BACKGROUND: There are limited studies on imaging for management of high-risk cutaneous squamous cell carcinoma (HRCSSC).

OBJECTIVE: To evaluate the impact of baseline (ie, at diagnosis) and surveillance (ie, subsequent time points after diagnosis) imaging on management of HRCSCCs.

METHODS: All primary CSSCs treated at Brigham and Women's Hospital Mohs Surgery Clinic and Dana-Farber Cancer Institute High-Risk Skin Cancer Clinic from January 1, 2017 through June 1, 2019, were reviewed to identify tumors that underwent baseline or surveillance imaging.

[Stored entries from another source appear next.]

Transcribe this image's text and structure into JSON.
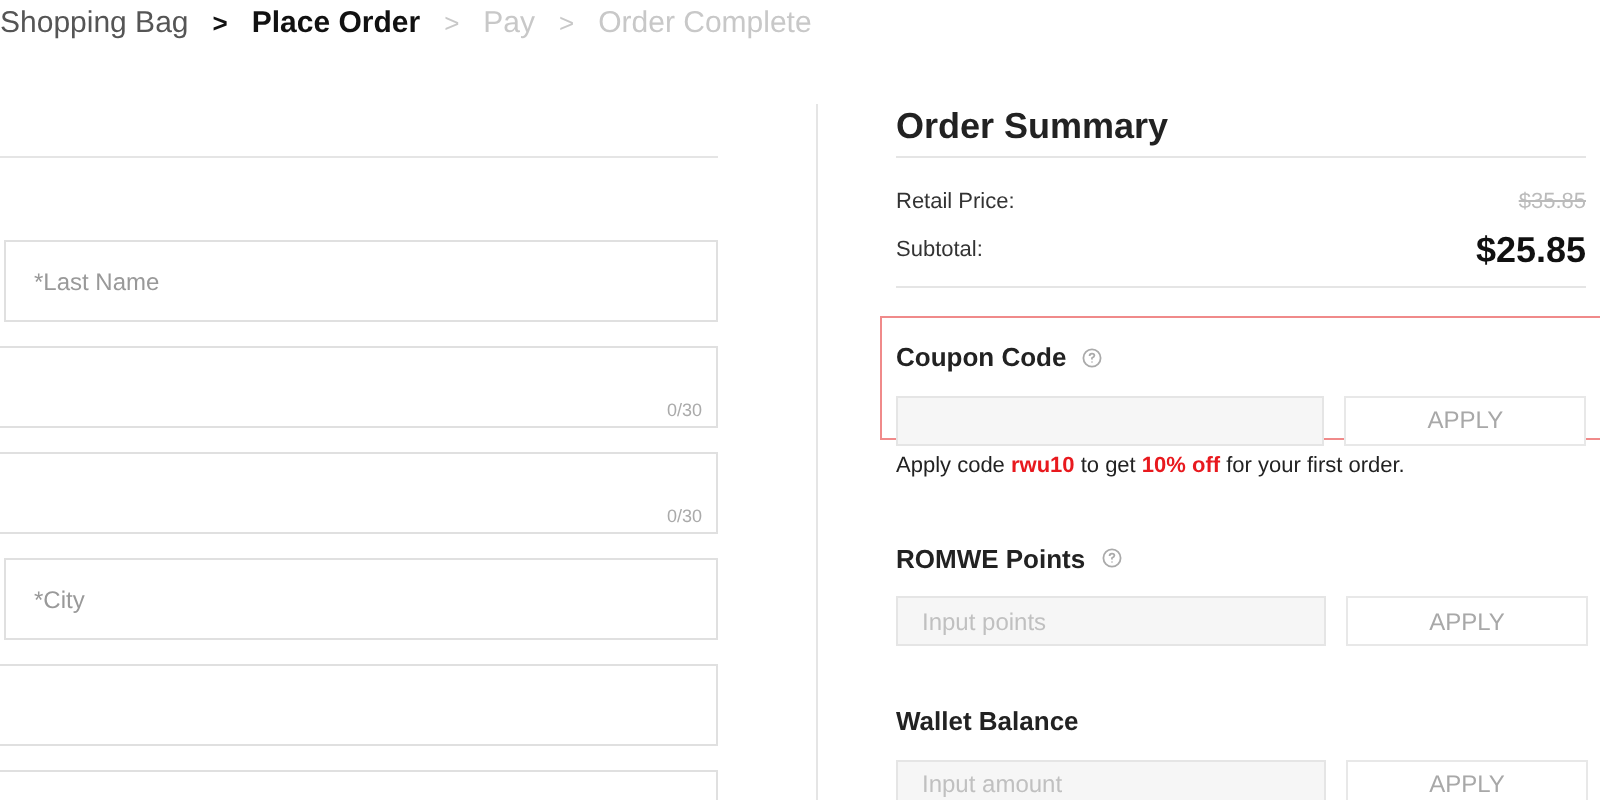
{
  "breadcrumb": [
    {
      "label": "Shopping Bag",
      "selected": false,
      "completed": true
    },
    {
      "separator": ">",
      "label": "Place Order",
      "selected": true,
      "completed": false
    },
    {
      "separator": ">",
      "label": "Pay",
      "selected": false,
      "completed": false
    },
    {
      "separator": ">",
      "label": "Order Complete",
      "selected": false,
      "completed": false
    }
  ],
  "address_fields": [
    {
      "kind": "inset",
      "placeholder": "*Last Name"
    },
    {
      "kind": "bleed",
      "counter": "0/30"
    },
    {
      "kind": "bleed",
      "counter": "0/30"
    },
    {
      "kind": "inset",
      "placeholder": "*City"
    },
    {
      "kind": "bleed"
    },
    {
      "kind": "bleed"
    }
  ],
  "summary": {
    "title": "Order Summary",
    "rows": [
      {
        "label": "Retail Price:",
        "value": "$35.85",
        "kind": "struck"
      },
      {
        "label": "Subtotal:",
        "value": "$25.85",
        "kind": "total"
      }
    ]
  },
  "coupon": {
    "title": "Coupon Code",
    "highlighted": true,
    "button": "APPLY",
    "promo": "Apply code **rwu10** to get **10% off** for your first order."
  },
  "sections": [
    {
      "title": "ROMWE Points",
      "help": true,
      "placeholder": "Input points",
      "button": "APPLY"
    },
    {
      "title": "Wallet Balance",
      "help": false,
      "placeholder": "Input amount",
      "button": "APPLY"
    }
  ]
}
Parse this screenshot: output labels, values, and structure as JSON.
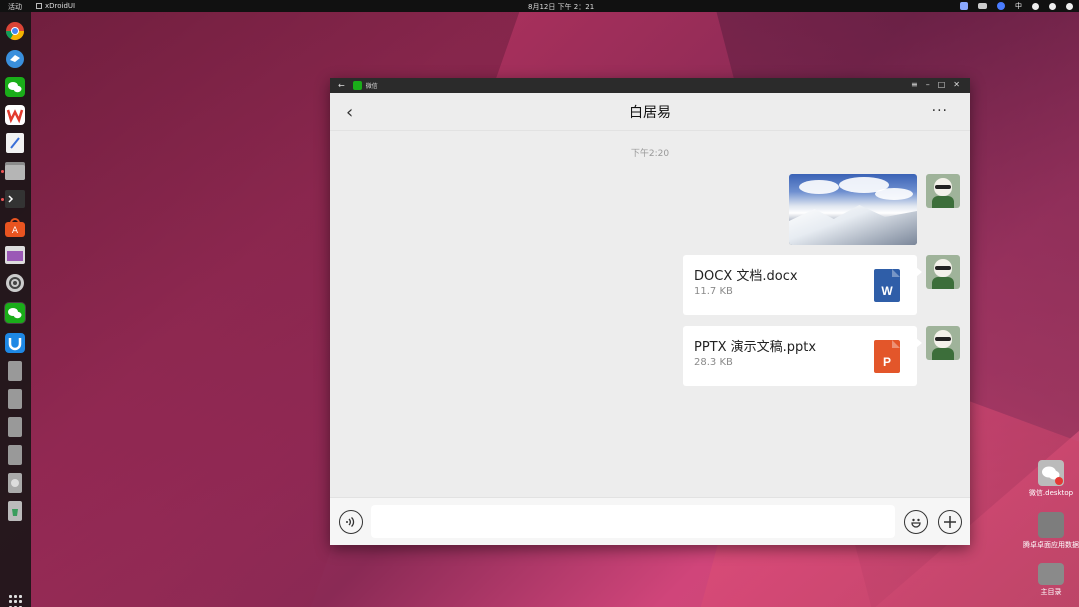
{
  "topbar": {
    "activities": "活动",
    "app_name": "xDroidUI",
    "clock": "8月12日 下午 2：21",
    "ime": "中"
  },
  "desktop": {
    "icons": [
      {
        "label": "微信.desktop"
      },
      {
        "label": "腾卓卓面应用数据"
      },
      {
        "label": "主目录"
      }
    ]
  },
  "window": {
    "app_title": "微信",
    "chat": {
      "title": "白居易",
      "timestamp": "下午2:20",
      "messages": [
        {
          "type": "image"
        },
        {
          "type": "file",
          "name": "DOCX 文档.docx",
          "size": "11.7 KB",
          "icon_letter": "W",
          "icon_color": "#2f5ea8"
        },
        {
          "type": "file",
          "name": "PPTX 演示文稿.pptx",
          "size": "28.3 KB",
          "icon_letter": "P",
          "icon_color": "#e3562a"
        }
      ]
    },
    "input": {
      "voice_icon": "voice-icon",
      "emoji_icon": "emoji-icon",
      "plus_icon": "plus-icon"
    }
  }
}
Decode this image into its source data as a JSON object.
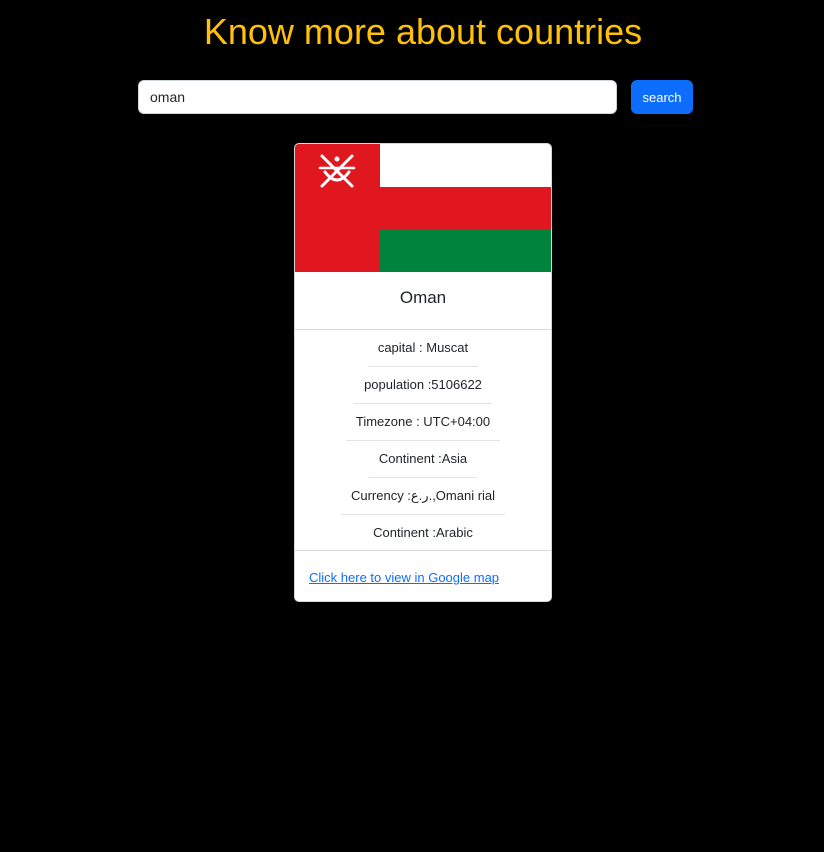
{
  "header": {
    "title": "Know more about countries"
  },
  "search": {
    "value": "oman",
    "button_label": "search"
  },
  "country": {
    "name": "Oman",
    "flag": {
      "colors": {
        "red": "#e0171f",
        "white": "#ffffff",
        "green": "#00843d",
        "emblem": "#ffffff"
      }
    },
    "details": [
      {
        "label": "capital : Muscat"
      },
      {
        "label": "population :5106622"
      },
      {
        "label": "Timezone : UTC+04:00"
      },
      {
        "label": "Continent :Asia"
      },
      {
        "label": "Currency :ر.ع.,Omani rial"
      },
      {
        "label": "Continent :Arabic"
      }
    ],
    "map_link_label": "Click here to view in Google map"
  },
  "colors": {
    "background": "#000000",
    "heading": "#ffc107",
    "primary": "#0d6efd"
  }
}
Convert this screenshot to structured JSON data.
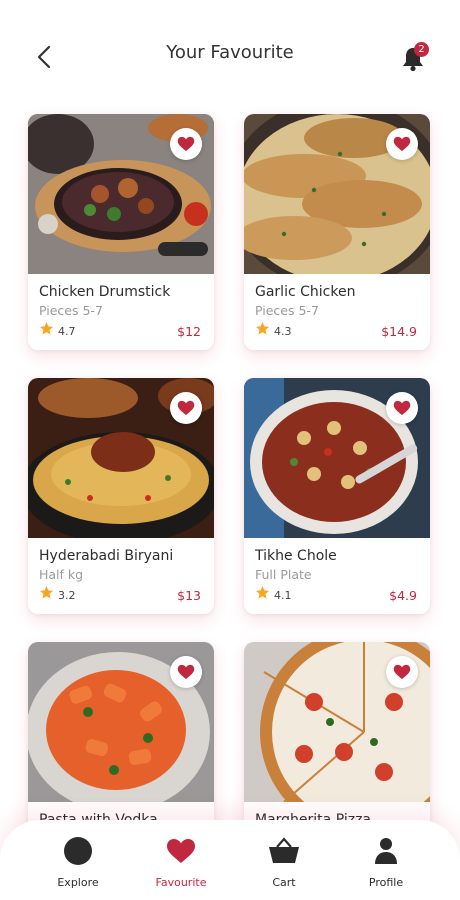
{
  "header": {
    "title": "Your Favourite",
    "notification_count": "2"
  },
  "items": [
    {
      "name": "Chicken Drumstick",
      "quantity": "Pieces 5-7",
      "rating": "4.7",
      "price": "$12"
    },
    {
      "name": "Garlic Chicken",
      "quantity": "Pieces 5-7",
      "rating": "4.3",
      "price": "$14.9"
    },
    {
      "name": "Hyderabadi Biryani",
      "quantity": "Half kg",
      "rating": "3.2",
      "price": "$13"
    },
    {
      "name": "Tikhe Chole",
      "quantity": "Full Plate",
      "rating": "4.1",
      "price": "$4.9"
    },
    {
      "name": "Pasta with Vodka",
      "quantity": "",
      "rating": "",
      "price": ""
    },
    {
      "name": "Margherita Pizza",
      "quantity": "",
      "rating": "",
      "price": ""
    }
  ],
  "bottom_nav": [
    {
      "label": "Explore",
      "icon": "explore-icon"
    },
    {
      "label": "Favourite",
      "icon": "heart-icon",
      "active": true
    },
    {
      "label": "Cart",
      "icon": "basket-icon"
    },
    {
      "label": "Profile",
      "icon": "person-icon"
    }
  ],
  "colors": {
    "accent": "#c0283f",
    "star": "#f5a623",
    "text": "#2d2d2d",
    "muted": "#9a9a9a"
  }
}
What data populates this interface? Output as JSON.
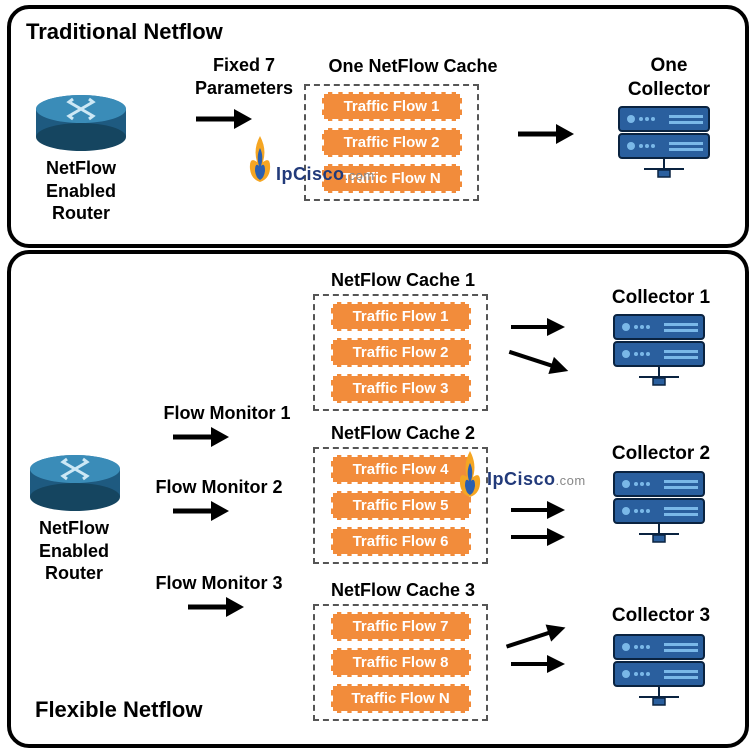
{
  "top": {
    "title": "Traditional Netflow",
    "params_label": "Fixed 7\nParameters",
    "cache_label": "One NetFlow Cache",
    "flows": [
      "Traffic Flow 1",
      "Traffic Flow 2",
      "Traffic Flow N"
    ],
    "router_label": "NetFlow\nEnabled\nRouter",
    "collector_label": "One\nCollector"
  },
  "bottom": {
    "title": "Flexible Netflow",
    "router_label": "NetFlow\nEnabled\nRouter",
    "monitors": [
      "Flow Monitor 1",
      "Flow Monitor 2",
      "Flow Monitor 3"
    ],
    "caches": [
      {
        "label": "NetFlow Cache 1",
        "flows": [
          "Traffic Flow 1",
          "Traffic Flow 2",
          "Traffic Flow 3"
        ]
      },
      {
        "label": "NetFlow Cache 2",
        "flows": [
          "Traffic Flow 4",
          "Traffic Flow 5",
          "Traffic Flow 6"
        ]
      },
      {
        "label": "NetFlow Cache 3",
        "flows": [
          "Traffic Flow 7",
          "Traffic Flow 8",
          "Traffic Flow N"
        ]
      }
    ],
    "collectors": [
      "Collector 1",
      "Collector 2",
      "Collector 3"
    ]
  },
  "watermark": "IpCisco"
}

Tumors that underwent imaging were reviewed to determine the impact of imaging on management and ability of imaging to identify subclinical disease.

RESULTS: Eighty-three patients underwent imaging for 87 primary HRCSCCs, of which 48 (58%) underwent surveillance imaging. A total of 146 (59%) abnormal results were obtained from 248 imaging studies. Management was altered by 42 (24%) studies. Imaging detected subclinical disease in 21% of cases studied. A majority (56%) of detections were not seen initially but rather during surveillance imaging in the 2 years after treatment.

LIMITATIONS: Single institution retrospective design.

CONCLUSIONS: Imaging identifies subclinical disease in HRCSCC. Prospective studies are needed to determine best practices for screening and surveillance in HRCSCC.